L'APPELLO -  Sono oltre 600mila, secondo le stime, gli italiani residenti in Gran Bretagna. Ma solo  261mila risultano iscritti all'Aire, l'Anagrafe degli italiani residenti all'estero. Per questo i 5 stelle lanciano un appello ai concittadini espatriati nel Regno Unito affinché si iscrivano: "In caso di Brexit senza accordo - scrivono in una nota i senatori M5S - è probabile che il governo di Londra chieda ai nostri concittadini di dimostrare e certificare la loro residenza in Gran Bretagna al fine di rilasciare nuovi permessi di residenza. A tale scopo, sarà necessario poter esibire un documento ufficiale di certificazione della residenza". Quindi, regolarizzate al più presto la loro posizione, è il sunto dell'appello.

"Da Brexit opportunità ma Italia impreparata" 

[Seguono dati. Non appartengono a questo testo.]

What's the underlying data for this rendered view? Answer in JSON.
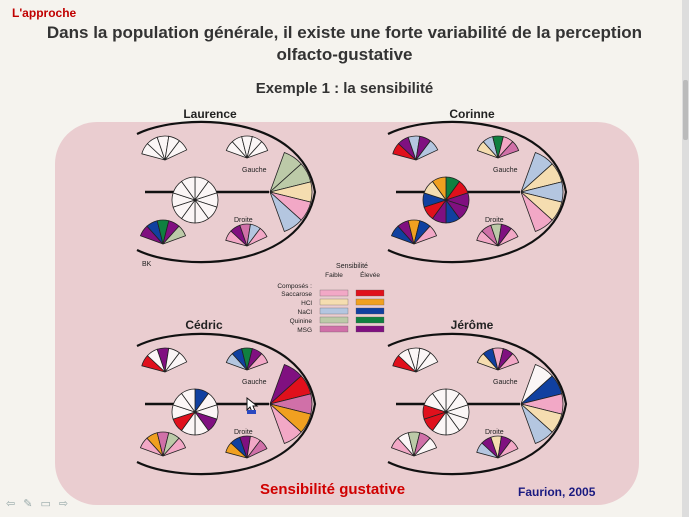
{
  "slide": {
    "corner_title": "L'approche",
    "title": "Dans la population générale, il existe une forte variabilité de la perception olfacto-gustative",
    "subtitle": "Exemple 1 : la sensibilité",
    "footer_label": "Sensibilité gustative",
    "credit": "Faurion, 2005"
  },
  "labels": {
    "left": "Gauche",
    "right": "Droite"
  },
  "subjects": [
    {
      "name": "Laurence",
      "extra": "BK"
    },
    {
      "name": "Corinne",
      "extra": ""
    },
    {
      "name": "Cédric",
      "extra": ""
    },
    {
      "name": "Jérôme",
      "extra": ""
    }
  ],
  "legend": {
    "header": "Sensibilité",
    "col_low": "Faible",
    "col_high": "Élevée",
    "title": "Composés :",
    "items": [
      {
        "name": "Saccarose",
        "low": "#f2a8c6",
        "high": "#e0101c"
      },
      {
        "name": "HCl",
        "low": "#f5ddb0",
        "high": "#f0a020"
      },
      {
        "name": "NaCl",
        "low": "#b4c6e0",
        "high": "#1040a0"
      },
      {
        "name": "Quinine",
        "low": "#bccaa8",
        "high": "#108040"
      },
      {
        "name": "MSG",
        "low": "#d070a8",
        "high": "#801080"
      }
    ]
  },
  "nav_icons": [
    "back-arrow-icon",
    "pen-icon",
    "menu-icon",
    "forward-arrow-icon"
  ]
}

CONFINDUSTRIA - Dall'Italia arriva il parere di Confindustria sull'uscita del Regno Unito dall'Unione europea. La Brexit può pesare sull'export italiano con "in ballo circa 23 miliardi" ma può "generare anche opportunità" per l'Italia con più investimenti diretti esteri per 26 miliardi: "Un aumento del valore aggiunto pari a 5,9 miliardi annui, lo 0,4% del Pil", stima il Centro studi di Confindustria, che però ma avverte: sono opportunità che "trovano però l'Italia impreparata a coglierle" per ragioni strutturali o istituzionali come "una maggioranza di Governo che a tratti non ha esitato a porsi in modo antagonista rispetto alla Commissione Ue".